İslam’ı Kapitalizm Boyasıyla Boyadık

Müslüman Kardeşler Teşkilatı (İHVANI MÜSLİMİN) kurucusu Hasan el- Benna'nın torunu ünlü İslam düşünürü Tarık Ramazan geçen hafta İstanbul'a geldi.

İslam dünyasının birçok problemi var. Bu konuya parmak basıyor Tarık Ramazan. Ve şu, önemli tespitlerde bulunuyor;

"İslam dünyasında sorun var. Bunun için bir türlü bir araya gelemiyoruz. O yüzden parçalanma söz konusu. Nasıl bir araya geleceğimizi de bilemiyoruz. Müslümanlarda otorite problemi var. Otorite sorunu olduğu için ortak sesimiz yok, sesler cılız çıkıyor.

Cesaretli Müslümanlara ihtiyacımız var. Belli bir topluluğa ait olarak bu topluluğun, insanlığa hizmet etme sorumluluğuna sahip olduğunu kabul etmezsek, ÜMMET kavramı tekrar canlanmayacaktır. Eğer cesaretli Müslümanlar olmazsak, ümmet kavramı canlanamaz. Vatansever olalım ama ümmeti de göz ardı etmeyelim. İslam, bir topluluktur. "

Tarık Ramazan, "İSLAM ÜLKELERİ” tabiri yerine, "MÜSLÜMANLARIN ÇOĞUNLUKTA YAŞADIĞI ÜLKELER” tabirini kullanıyor. Bunun da gerekçesini şöyle açıklıyor;

"Suriye'nin, Ortadoğu'nun hali ortada. Ortada bir İslam Dünyası yok. Bu sebeple; "Müslümanların Çoğunlukta Yaşadığı Ülkeler” demeyi tercih ediyorum.”

Tespitlerine şöyle devam ediyor;

"İslam dünyasında yeni alim ve mütefekkir yetişmiyor. Aslında böyle insanlar var ama sadece sistemi oluşturma noktasında sıkıntı var. Batı bize neyi dayattıysa, onun gibi düşünüyor, onun gibi fikir üretmeye çalışıyoruz. Yani İslamî düşünceyi bir kenara bıraktık, özümüzden uzaklaştık. İslam'ı Kapitalizm boyasıyla boyayarak pazarlamaya çalışıyoruz. Bu, çağımızın en büyük problemi!

SEKÜLERLEŞME ve POZİTİVİZM olgusunu çözmemiz gerekir. İslamî değerler bütünü olan; Kültür, Sanat ve İlmi üretemiyoruz! Günlük hayat içinde sıradan Müslümanlar, alışılagelmiş kültürlerini devam ettiriyor. Evrensel olarak ortaya bir şey koyamıyoruz. Bu konuda çalışan, gayret gösterenler var ama yeterli değil. Her seviyedeki akademisyen ve entellektüellerin aktif olması lazım.
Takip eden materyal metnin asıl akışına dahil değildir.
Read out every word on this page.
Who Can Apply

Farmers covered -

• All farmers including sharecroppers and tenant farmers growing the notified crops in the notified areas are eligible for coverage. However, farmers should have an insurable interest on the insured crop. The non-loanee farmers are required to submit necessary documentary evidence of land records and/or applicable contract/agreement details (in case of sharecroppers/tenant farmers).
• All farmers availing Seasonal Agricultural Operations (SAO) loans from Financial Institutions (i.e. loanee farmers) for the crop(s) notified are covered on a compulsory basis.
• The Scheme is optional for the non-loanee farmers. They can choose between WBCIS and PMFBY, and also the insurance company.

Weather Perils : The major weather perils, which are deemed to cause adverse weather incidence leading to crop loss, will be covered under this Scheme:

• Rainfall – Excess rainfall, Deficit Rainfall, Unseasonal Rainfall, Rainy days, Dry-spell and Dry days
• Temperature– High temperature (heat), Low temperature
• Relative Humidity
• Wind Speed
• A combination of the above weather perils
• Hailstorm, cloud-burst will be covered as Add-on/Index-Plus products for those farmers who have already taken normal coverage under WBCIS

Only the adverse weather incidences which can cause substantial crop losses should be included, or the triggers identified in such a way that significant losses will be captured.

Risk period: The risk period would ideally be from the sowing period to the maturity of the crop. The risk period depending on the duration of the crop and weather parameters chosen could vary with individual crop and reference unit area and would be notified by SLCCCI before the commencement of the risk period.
Bir Müslüman olarak İslam'ın haysiyetli bir din olduğunu göstermemiz gerekiyor. Çok konuşmak yerine daha çok fiiliyata geçmemiz, daha çok amel etmemiz şart.
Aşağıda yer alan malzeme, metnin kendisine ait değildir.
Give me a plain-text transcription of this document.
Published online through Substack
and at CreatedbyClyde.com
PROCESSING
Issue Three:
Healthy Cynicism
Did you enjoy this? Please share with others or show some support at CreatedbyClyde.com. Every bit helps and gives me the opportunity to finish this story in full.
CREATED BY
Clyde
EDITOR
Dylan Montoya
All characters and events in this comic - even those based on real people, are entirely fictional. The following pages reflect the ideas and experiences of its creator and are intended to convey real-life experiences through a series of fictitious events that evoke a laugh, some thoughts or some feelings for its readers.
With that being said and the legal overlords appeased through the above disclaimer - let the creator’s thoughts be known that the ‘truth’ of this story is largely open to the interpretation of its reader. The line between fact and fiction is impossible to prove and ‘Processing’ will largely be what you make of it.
İslam Medeniyetinin varlığı devam ediyor. Sömürgeciliğe, emperyalizme karşı dimdik ayakta duran Müslümanlar mevcut.” Diyerek sözlerini tamamladı Tarık Ramazan. (Yeni Şafak/Pazar ilavesi/ 29 Ekim 2017, s,04, Aylin İzmir Röportajı)

 

Gerçekten de "İSLAMÎ VE KUR'ANÎ TEFEKKÜR” ü kaybettik mi ne? Fakat umutsuz değilim. DİNDAR VE ŞUURLU GENÇLER geliyor. Yani "ÂSIM'IN NESLİ” meyve verdi. Yarınki Türkiye daha güzel şeylere gebe. Ama zaman ister. Yapmak kolay değil. En az bir 10 sene gerekir.

"Doğacaktır sana vaad ettiği günler Hakkın,

Belki yarın, belki yarından da yakın.” (M.Âkif Ersoy)

 

Aydınlık yarınlar, umutlu dolu günler, sevinebileceğimiz zaman dilimi bizi bekliyor. Durmak yok, çalışmaya, gayret etmeye, aklımızı ve alnımızı terletmeye devam. Zira Kur'an, uyuşuk, mıymıntı, pısırık, etliye sütlüye karışmayan, suya sabuna dokunmayan Müslüman istemiyor.